Consumers don’t distinguish between channels; they want what they want when they want it, this is why the concept of endless aisle has gripped the imaginations of any retailer that trades in stores as well as online. And why drop ship has become more critical as an operational channel for retailers.
In order to be successful in extending the range in store, often through mobile devices, or via retailers websites depends on true, real-time visibility of inventory (stock levels as well as location) and effective and rapid communications with all parties, including suppliers that can make products available, quickly.
To deliver on their customer promise, which could mean delivery in less than 30 minutes; retailers need a greater variety of fulfilment models, such as direct dispatch by suppliers to customers; drop ship.
Thankfully, technology has developed to the point where retailers and suppliers can now operate as partners with information flowing between them, giving them the visibility which is crucial in making products available to customer to purchase. Stock management, orders, promotions, pricing, labelling and returns can be managed with a large degree of automation, backed by alerts to ensure that exceptions can be ironed out before they impact the customer.

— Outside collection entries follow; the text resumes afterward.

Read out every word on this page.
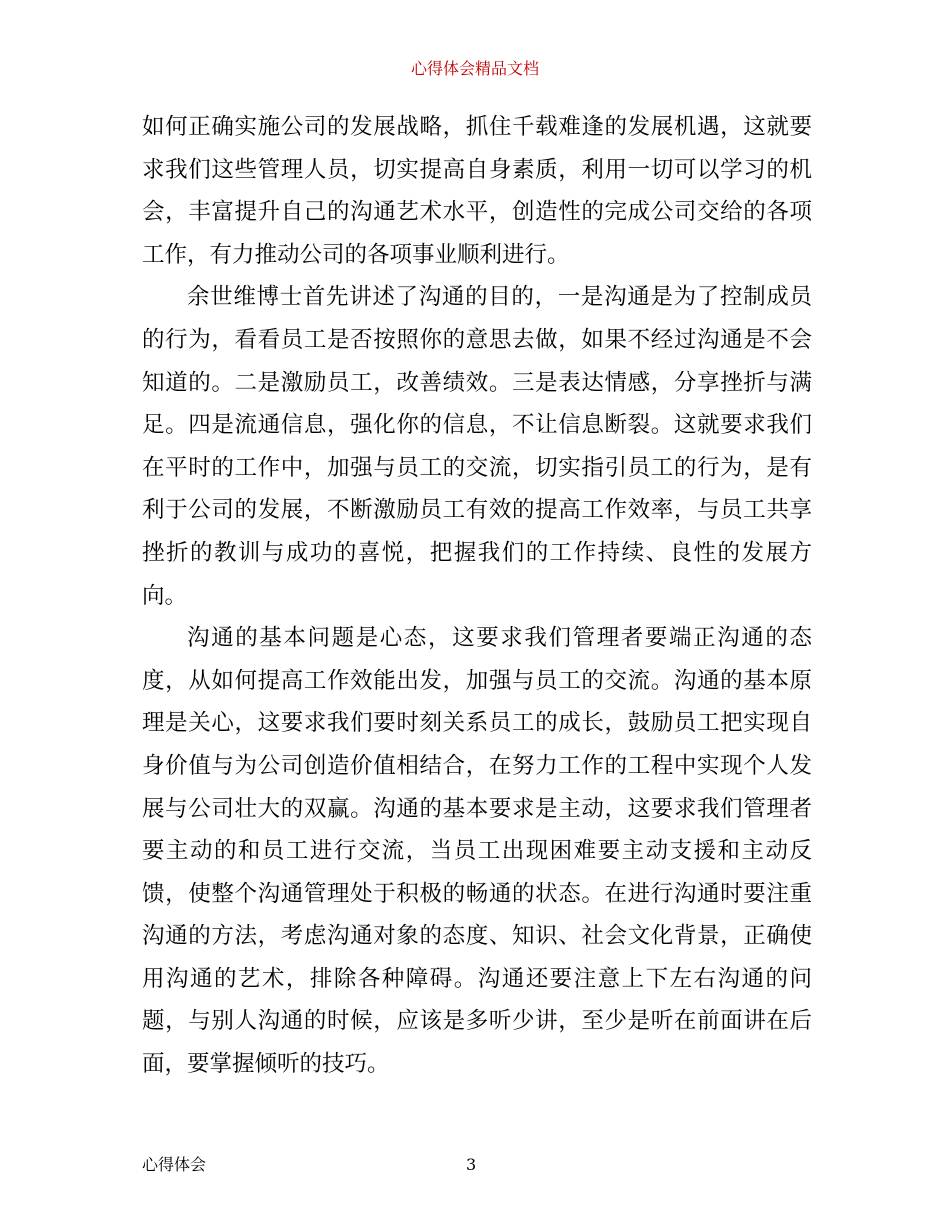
心得体会精品文档

如何正确实施公司的发展战略，抓住千载难逢的发展机遇，这就要求我们这些管理人员，切实提高自身素质，利用一切可以学习的机会，丰富提升自己的沟通艺术水平，创造性的完成公司交给的各项工作，有力推动公司的各项事业顺利进行。

余世维博士首先讲述了沟通的目的，一是沟通是为了控制成员的行为，看看员工是否按照你的意思去做，如果不经过沟通是不会知道的。二是激励员工，改善绩效。三是表达情感，分享挫折与满足。四是流通信息，强化你的信息，不让信息断裂。这就要求我们在平时的工作中，加强与员工的交流，切实指引员工的行为，是有利于公司的发展，不断激励员工有效的提高工作效率，与员工共享挫折的教训与成功的喜悦，把握我们的工作持续、良性的发展方向。

沟通的基本问题是心态，这要求我们管理者要端正沟通的态度，从如何提高工作效能出发，加强与员工的交流。沟通的基本原理是关心，这要求我们要时刻关系员工的成长，鼓励员工把实现自身价值与为公司创造价值相结合，在努力工作的工程中实现个人发展与公司壮大的双赢。沟通的基本要求是主动，这要求我们管理者要主动的和员工进行交流，当员工出现困难要主动支援和主动反馈，使整个沟通管理处于积极的畅通的状态。在进行沟通时要注重沟通的方法，考虑沟通对象的态度、知识、社会文化背景，正确使用沟通的艺术，排除各种障碍。沟通还要注意上下左右沟通的问题，与别人沟通的时候，应该是多听少讲，至少是听在前面讲在后面，要掌握倾听的技巧。

心得体会	3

This may sound easy to manage, but it’s not, especially with aging systems that aren’t designed to work in this way. However, retailers need to address this as the multi-channel environment that they operate in becomes more and more complex as a result of the many variables that can be attached to a single order – delivery location, time of delivery, customer present/not present, returns and so on.
It is also important for retailers using drop ship that their brand integrity still remains. The customer doesn’t know that it is being shipped directly from one of your suppliers and thus when they receive it, it should carry your branding correctly; use the same documentation template and so on.
The challenge for retailers is to have an order management processes that can integrate into wider fulfilment and business intelligence systems, both internally and within the suppliers’ own networks. Only with this cohesion and interconnection can retail organisations maximise control over fulfilment, and ensure shipping direct plays to their strengths and not their weaknesses.